Kat malikleri arasındaki uyuşmazlıkların önüne sözleşmeyle geçilebilir
Kentsel dönüşüm projelerinin birden çok kat malikini ilgilendirdiği için hukuki prosedürlerin tüm kat maliklerinin haklarını koruyacak şekilde yürütülmesi gerektiğine değinen Avukat Nilsu Yıldız Hazer “Sözleşme aşamasında projenin arsa alanı, inşaatın gerçekleştirileceği bölüm ve kat maliklerinin haklarına düşen metrekareler detaylı olarak belirlenmeli.
Projenin bağımsız bölümlerinin konumu, kat maliklerinin bu bölümlerde sahip olduğu alanlar net olarak çizilmeli. Bu sayede kat malikleri arasında ileride oluşabilecek uyuşmazlıkların önüne geçilebilir. Sözleşmede arsanın tapu devrinin müteahhite hangi zamanlarda ve miktarlarda yapılacağının yer almasının da büyük bir önemi bulunuyor.
Çünkü tapunun tamamının veya büyük bir çoğunluğunun inşaatın başlangıcında müteahhitte devredilmesi durumunda süreç daha çok müteahhitin inisiyatifine kalabiliyor. Bu durumda kat maliklerine tapu devri gecikebiliyor” ifadelerinde bulundu.
Teknik şartnameyle mağduriyetler önlenebilir
Tapu Müdürlüğü ya da noter tarafından düzenlenmeyen kat karşılığı inşaat sözleşmelerinin geçersiz sayıldığını belirten Avukat Nilsu Yıldız Hazer, bu hususun gözden kaçırıldığı ve müteahhitle adi sözleşme yaparak sürece başlayan çok sayıda tüketicinin mağdur olduğuna dikkat çekerek, “Sözleşmede projenin ruhsat sürecinin kim tarafından yürütüleceği de açıkça belirtilmeli.
Sözleşmeye ek olarak hazırlanan teknik şartnameyle inşaatın kalitesini belirleyen hususların detaylarına yer verilmeli. Teknik şartnamede inşaatta kullanılacak malzemelerin teknik özellikleri, ortak kullanım alanlarının detayları, tüm konutların konumu ve planına ayrı ayrı açıklanmalı. Bu sayede kat malikleri açısında oluşabilecek mağduriyetlerin önüne geçilebilir” dedi.

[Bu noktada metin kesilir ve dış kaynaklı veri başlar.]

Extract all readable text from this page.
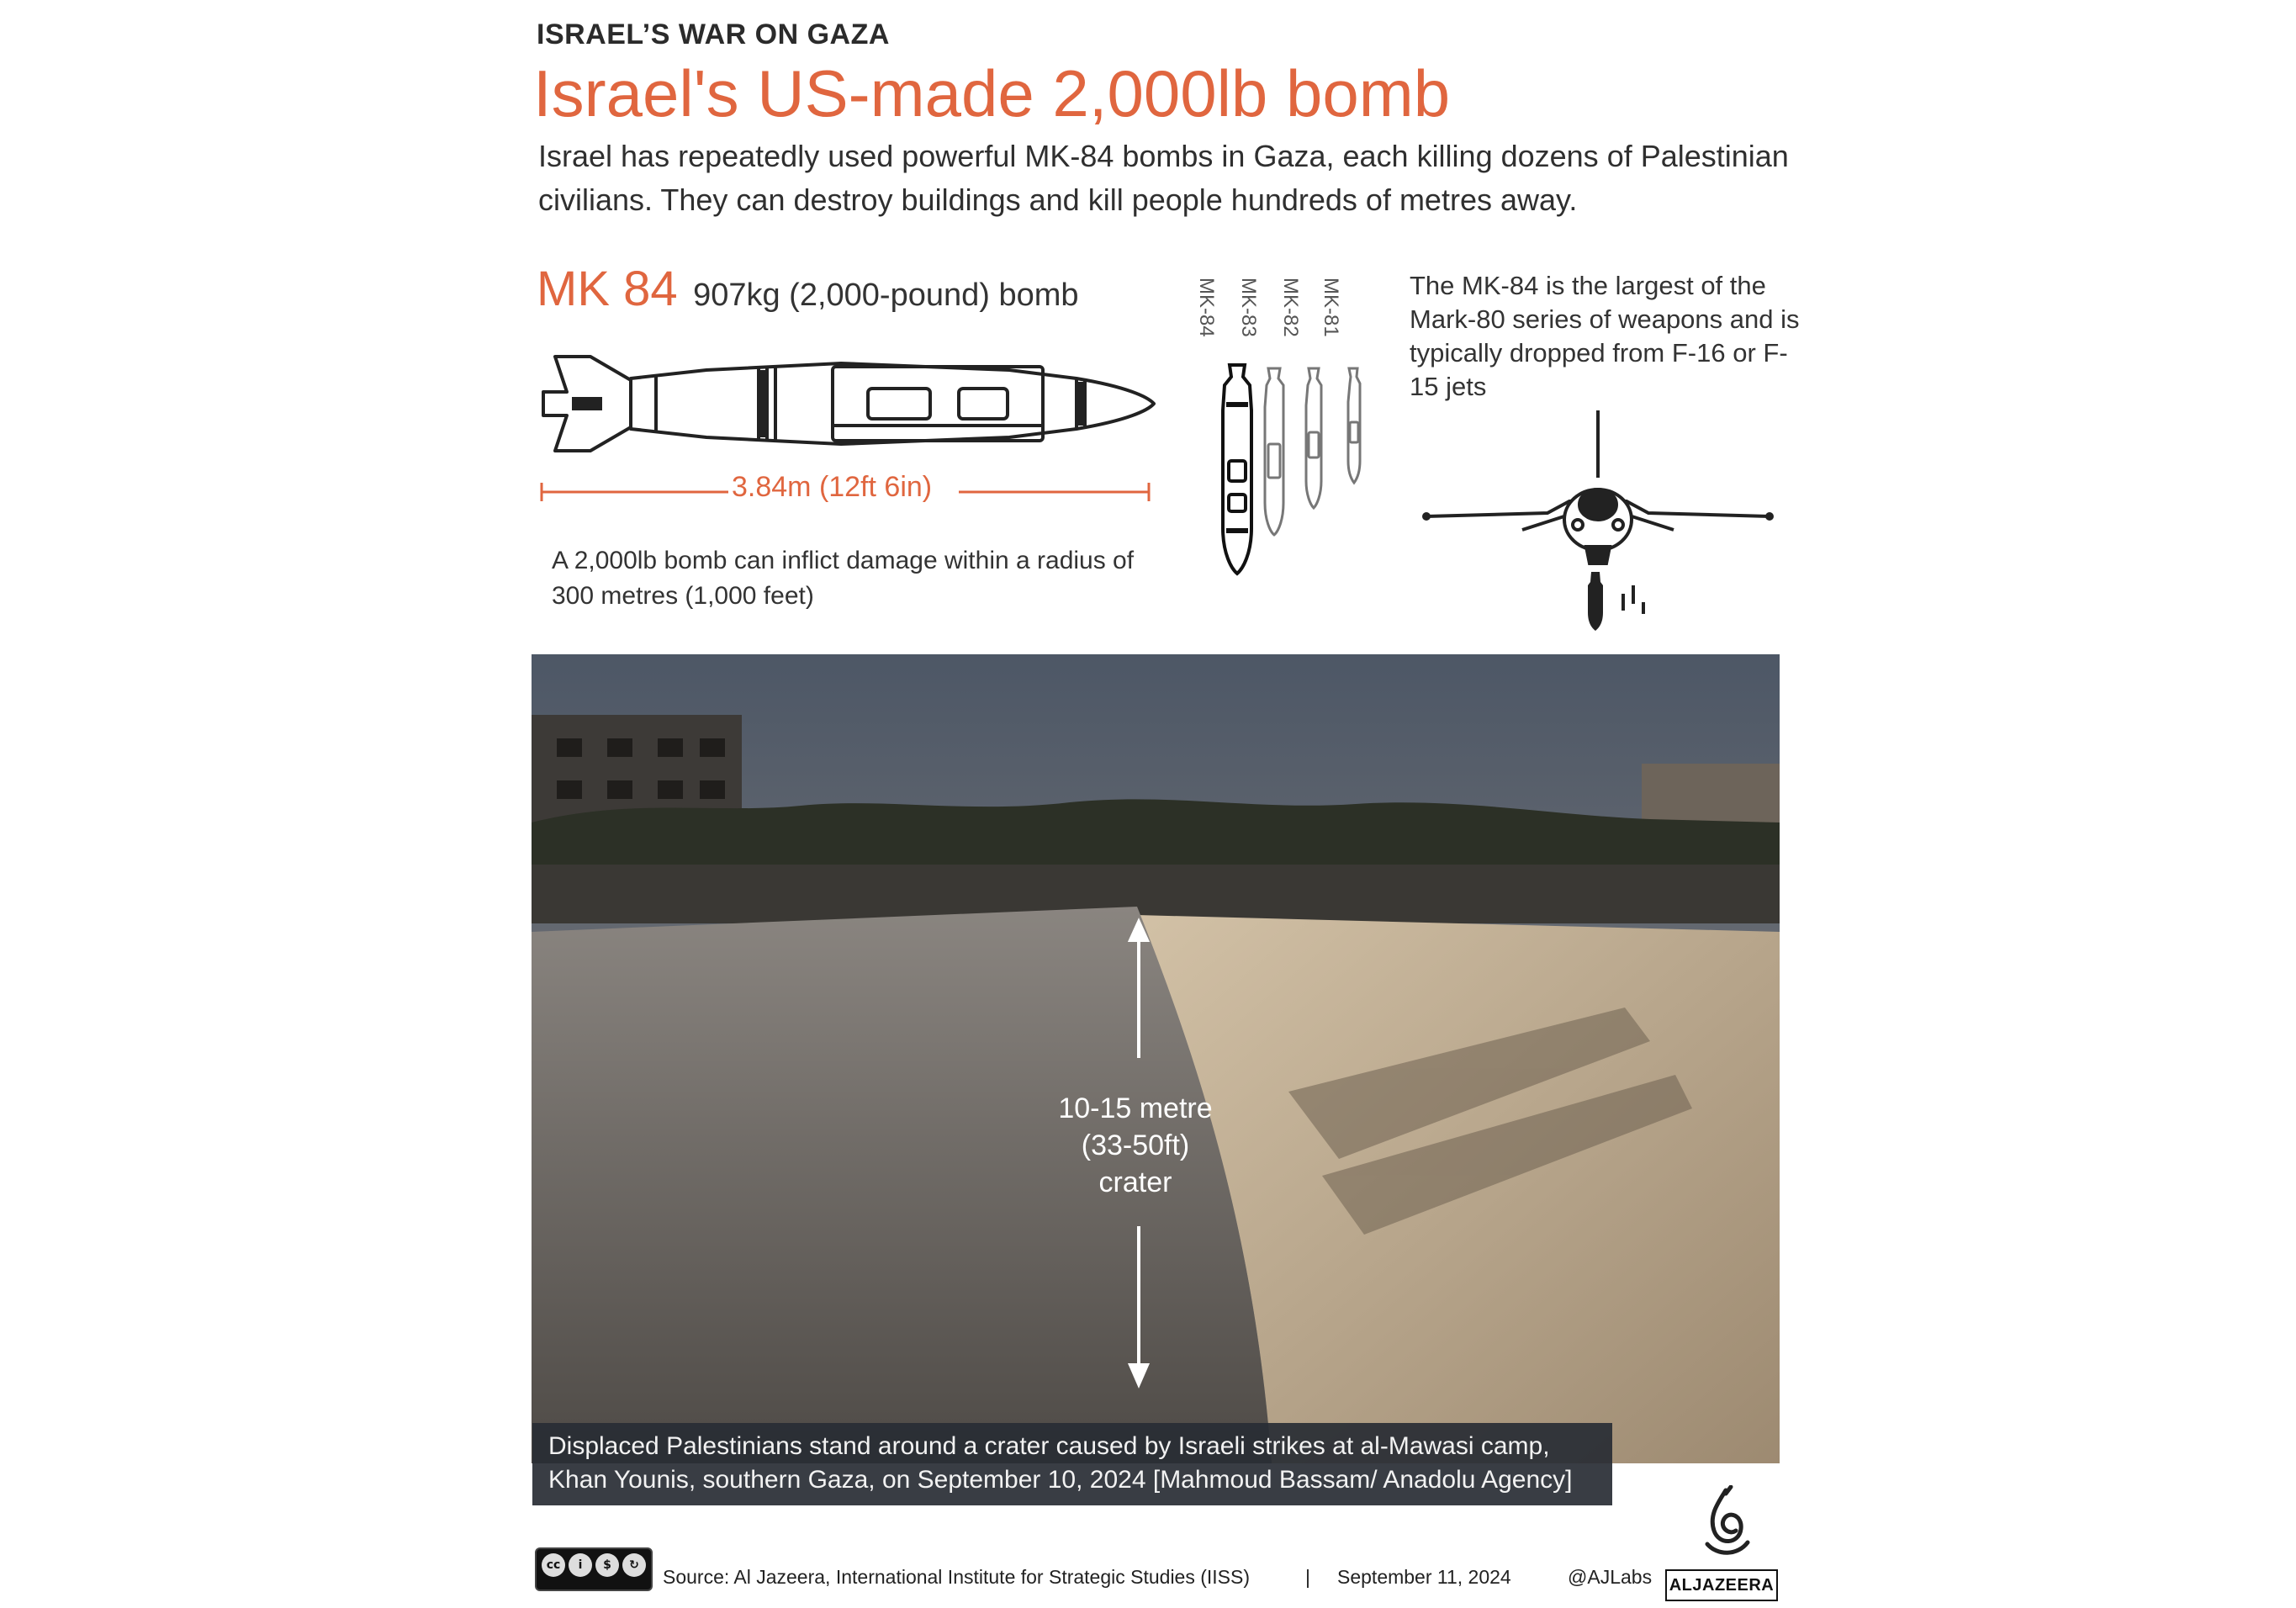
ISRAEL’S WAR ON GAZA
Israel's US-made 2,000lb bomb
Israel has repeatedly used powerful MK-84 bombs in Gaza, each killing dozens of Palestinian civilians. They can destroy buildings and kill people hundreds of metres away.
MK 84 907kg (2,000-pound) bomb
3.84m (12ft 6in)
A 2,000lb bomb can inflict damage within a radius of 300 metres (1,000 feet)
MK-84 MK-83 MK-82 MK-81	The MK-84 is the largest of the Mark-80 series of weapons and is typically dropped from F-16 or F-15 jets
10-15 metre
(33-50ft)
crater
Displaced Palestinians stand around a crater caused by Israeli strikes at al-Mawasi camp, Khan Younis, southern Gaza, on September 10, 2024 [Mahmoud Bassam/ Anadolu Agency]
cc	i	$	↻
Source: Al Jazeera, International Institute for Strategic Studies (IISS)	| September 11, 2024	@AJLabs ALJAZEERA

“Sözleşmelerde inşaat ruhsatının alınma süresi de belirtilmeli”
Değişen ekonomik koşullarda mevcut projelerde fiyat artışı talep eden veya yapılacak yeni sözleşmelerde fiyat garantisi vermeyen müteahhitlerin çok fazla olduğuna dikkat çeken Avukat Nilsu Yıldız Hazer, bu hususların da her bir sözleşme ve taşınmaz özelinde değerlendirilmesi ve kat maliklerinin haklarını koruyan ve önlerini görebilecekleri bir sözleşme ile projeye başlamalarının önemini vurgulayarak sözlerine şu şekilde sonlandırdı:
“Mevcut sözleşmelere baktığımızda, inşaatın başlama ve bitirilme süresi yer almasına rağmen inşaat ruhsatının ne kadar süre içerisinde alınacağının belirtilmediğini görüyoruz. Bu sürenin düzenlenmemesi müteahhitlerin esnek davranmalarına ve inşaatın gecikmesine yol açıyor.
Fakat basiretli tacir olan müteahhitler, sürekli yaptıkları iş olan ruhsat alımı işleminin ne kadar süreceğini biliyor. Bu yüzden ruhsat süresinin sözleşmede belirtmeleri gerekiyor. Diğer yandan inşaat malzemelerinin fiyatının artması, müteahhitler tarafından mücbir sebebe gerekçe gösteriliyor.
Bu durumun önüne geçmek için mücbir sebep kavramının irdelenmesinin yanı sıra sözleşmelerde mücbir sebep maddesinin de detaylı düzenlenmesi şart. Son olarak yargı sisteminin uzun olabileceği de göz önünde bulundurularak, kat malikleri tarafından sözleşmenin feshedilmesi yönündeki maddenin düzenlenmesi önem arz ediyor.”